Performance is not only speed.

A collection with unclear ownership costs you debugging time.

Ask:

```text
Who owns the elements?
Who frees the keys?
Who frees the values?
Can insertion fail halfway?
Can replacement leak memory?
Can removal leave dangling pointers?
```

Sometimes a slightly slower collection with clear ownership is better than a faster one with fragile lifetime rules.

Zig rewards explicit ownership.

## A Practical Decision Guide

Use `ArrayList` when you need a growable list, fast iteration, index access, or a slice.

Use `HashMap` when you need fast lookup by non-string keys.

Use `StringHashMap` when you need fast lookup by string keys.

Use a bit set when you need compact membership for small integer indexes.

Use a ring buffer when you need a bounded queue.

Use a linked list when you need stable nodes or intrusive structures.

Use a tree when you need hierarchy, sorted order, or range queries.

## Common Beginner Mistakes

The first mistake is choosing by name instead of workload.

The second mistake is using a hash map for tiny data where a slice scan would be simpler.

The third mistake is using a linked list for general storage, then getting poor iteration performance.

The fourth mistake is forgetting that fast lookup can cost memory.

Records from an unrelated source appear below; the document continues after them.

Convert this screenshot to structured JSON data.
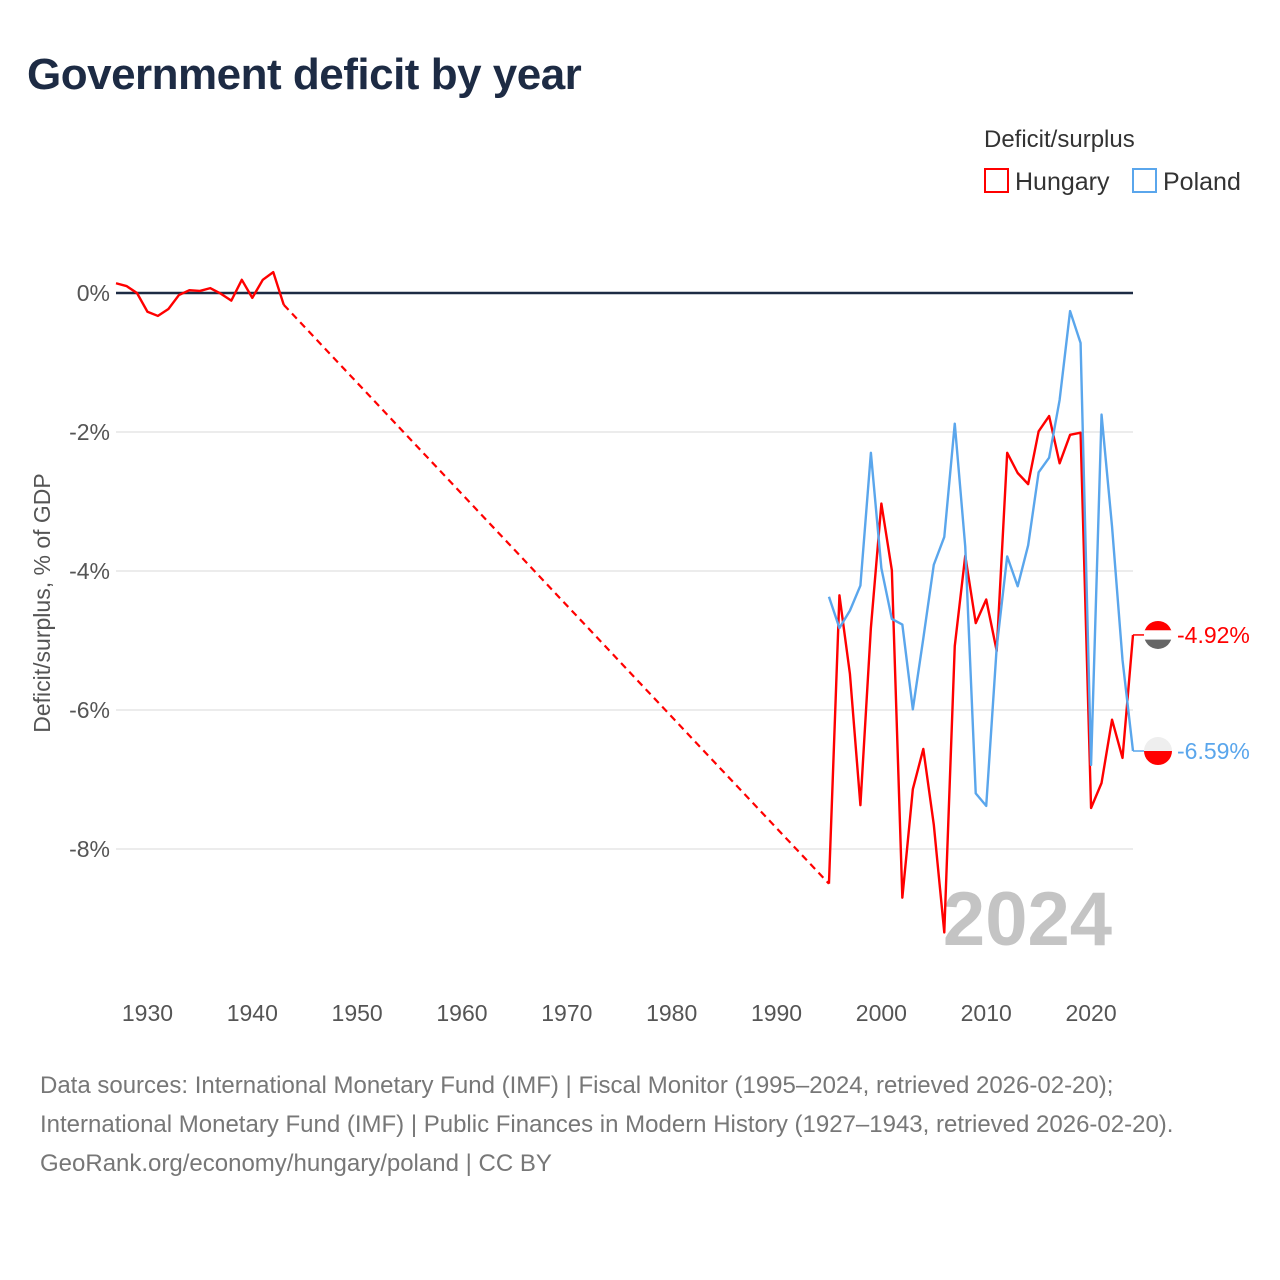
{
  "chart_data": {
    "type": "line",
    "title": "Government deficit by year",
    "xlabel": "",
    "ylabel": "Deficit/surplus, % of GDP",
    "xlim": [
      1927,
      2024
    ],
    "ylim": [
      -10,
      0.6
    ],
    "xticks": [
      1930,
      1940,
      1950,
      1960,
      1970,
      1980,
      1990,
      2000,
      2010,
      2020
    ],
    "yticks": [
      0,
      -2,
      -4,
      -6,
      -8
    ],
    "ytick_labels": [
      "0%",
      "-2%",
      "-4%",
      "-6%",
      "-8%"
    ],
    "grid": true,
    "legend": {
      "title": "Deficit/surplus",
      "placement": "top-right"
    },
    "year_watermark": "2024",
    "series": [
      {
        "name": "Hungary",
        "color": "#ff0000",
        "end_label": "-4.92%",
        "segments": [
          {
            "x": [
              1927,
              1928,
              1929,
              1930,
              1931,
              1932,
              1933,
              1934,
              1935,
              1936,
              1937,
              1938,
              1939,
              1940,
              1941,
              1942,
              1943
            ],
            "y": [
              0.14,
              0.1,
              0.0,
              -0.27,
              -0.33,
              -0.23,
              -0.03,
              0.04,
              0.03,
              0.07,
              -0.01,
              -0.11,
              0.19,
              -0.07,
              0.19,
              0.3,
              -0.17
            ]
          },
          {
            "x": [
              1995,
              1996,
              1997,
              1998,
              1999,
              2000,
              2001,
              2002,
              2003,
              2004,
              2005,
              2006,
              2007,
              2008,
              2009,
              2010,
              2011,
              2012,
              2013,
              2014,
              2015,
              2016,
              2017,
              2018,
              2019,
              2020,
              2021,
              2022,
              2023,
              2024
            ],
            "y": [
              -8.5,
              -4.35,
              -5.48,
              -7.37,
              -4.82,
              -3.03,
              -3.99,
              -8.7,
              -7.14,
              -6.56,
              -7.65,
              -9.2,
              -5.08,
              -3.78,
              -4.75,
              -4.41,
              -5.15,
              -2.3,
              -2.59,
              -2.75,
              -1.99,
              -1.77,
              -2.45,
              -2.04,
              -2.01,
              -7.41,
              -7.05,
              -6.14,
              -6.69,
              -4.92
            ]
          }
        ],
        "gap": {
          "from": [
            1943,
            -0.17
          ],
          "to": [
            1995,
            -8.5
          ],
          "style": "dashed"
        }
      },
      {
        "name": "Poland",
        "color": "#5aa6ec",
        "end_label": "-6.59%",
        "segments": [
          {
            "x": [
              1995,
              1996,
              1997,
              1998,
              1999,
              2000,
              2001,
              2002,
              2003,
              2004,
              2005,
              2006,
              2007,
              2008,
              2009,
              2010,
              2011,
              2012,
              2013,
              2014,
              2015,
              2016,
              2017,
              2018,
              2019,
              2020,
              2021,
              2022,
              2023,
              2024
            ],
            "y": [
              -4.37,
              -4.82,
              -4.57,
              -4.21,
              -2.3,
              -3.96,
              -4.69,
              -4.77,
              -5.99,
              -4.97,
              -3.91,
              -3.51,
              -1.88,
              -3.65,
              -7.2,
              -7.38,
              -5.1,
              -3.79,
              -4.22,
              -3.63,
              -2.58,
              -2.37,
              -1.54,
              -0.26,
              -0.72,
              -6.79,
              -1.75,
              -3.36,
              -5.28,
              -6.59
            ]
          }
        ]
      }
    ]
  },
  "sources": {
    "line1": "Data sources: International Monetary Fund (IMF) | Fiscal Monitor (1995–2024, retrieved 2026-02-20); International Monetary Fund (IMF) | Public Finances in Modern History (1927–1943, retrieved 2026-02-20).",
    "line2": "GeoRank.org/economy/hungary/poland | CC BY"
  }
}
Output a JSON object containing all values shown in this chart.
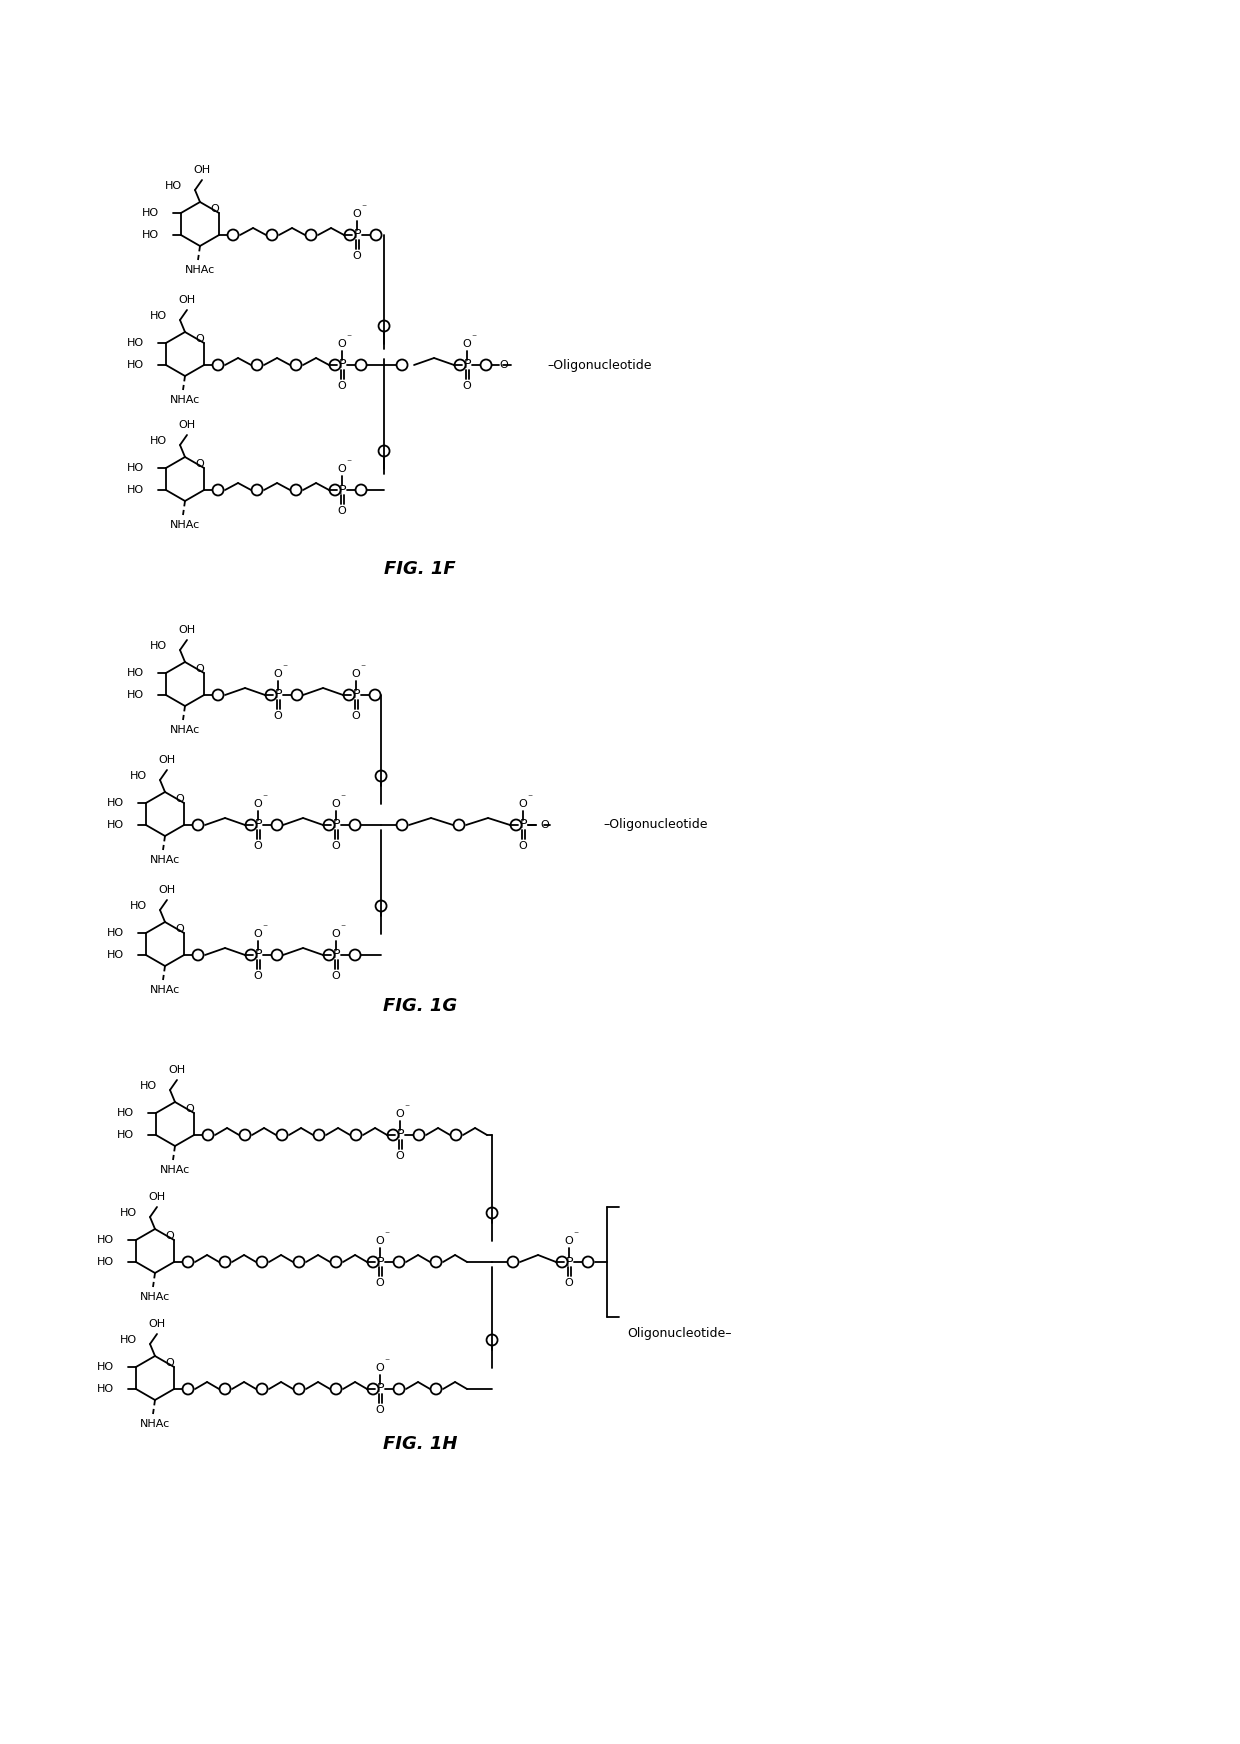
{
  "background_color": "#ffffff",
  "fig_width": 12.4,
  "fig_height": 17.44,
  "fig_label_F": "FIG. 1F",
  "fig_label_G": "FIG. 1G",
  "fig_label_H": "FIG. 1H"
}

The fifth mistake is ignoring allocation behavior.

The sixth mistake is keeping pointers into containers that may resize.

## A Useful Mental Model

A collection has a shape.

An `ArrayList` is a row.

```text
[ ][ ][ ][ ]
```

A hash map is a lookup table.

```text
key -> value
```

A linked list is a chain.

```text
[ ] -> [ ] -> [ ]
```

A ring buffer is a circle.

```text
0 -> 1 -> 2 -> 3 -> 0
```

A tree is a hierarchy.

```text
      root
     /    \
  child  child
```

The shape determines the cost.

## Summary

Performance tradeoffs are about matching the data structure to the workload.

There is no best collection for every case.

`ArrayList` is the best default for many beginner programs because it is simple, dense, and fast to iterate.

Hash maps are good for lookup.

Bit sets are good for compact membership.

Ring buffers are good for bounded queues.

Linked lists are useful when stable nodes and splicing matter.

Trees are useful for hierarchy and ordered data.

Choose the simplest structure that matches the operations your program actually performs.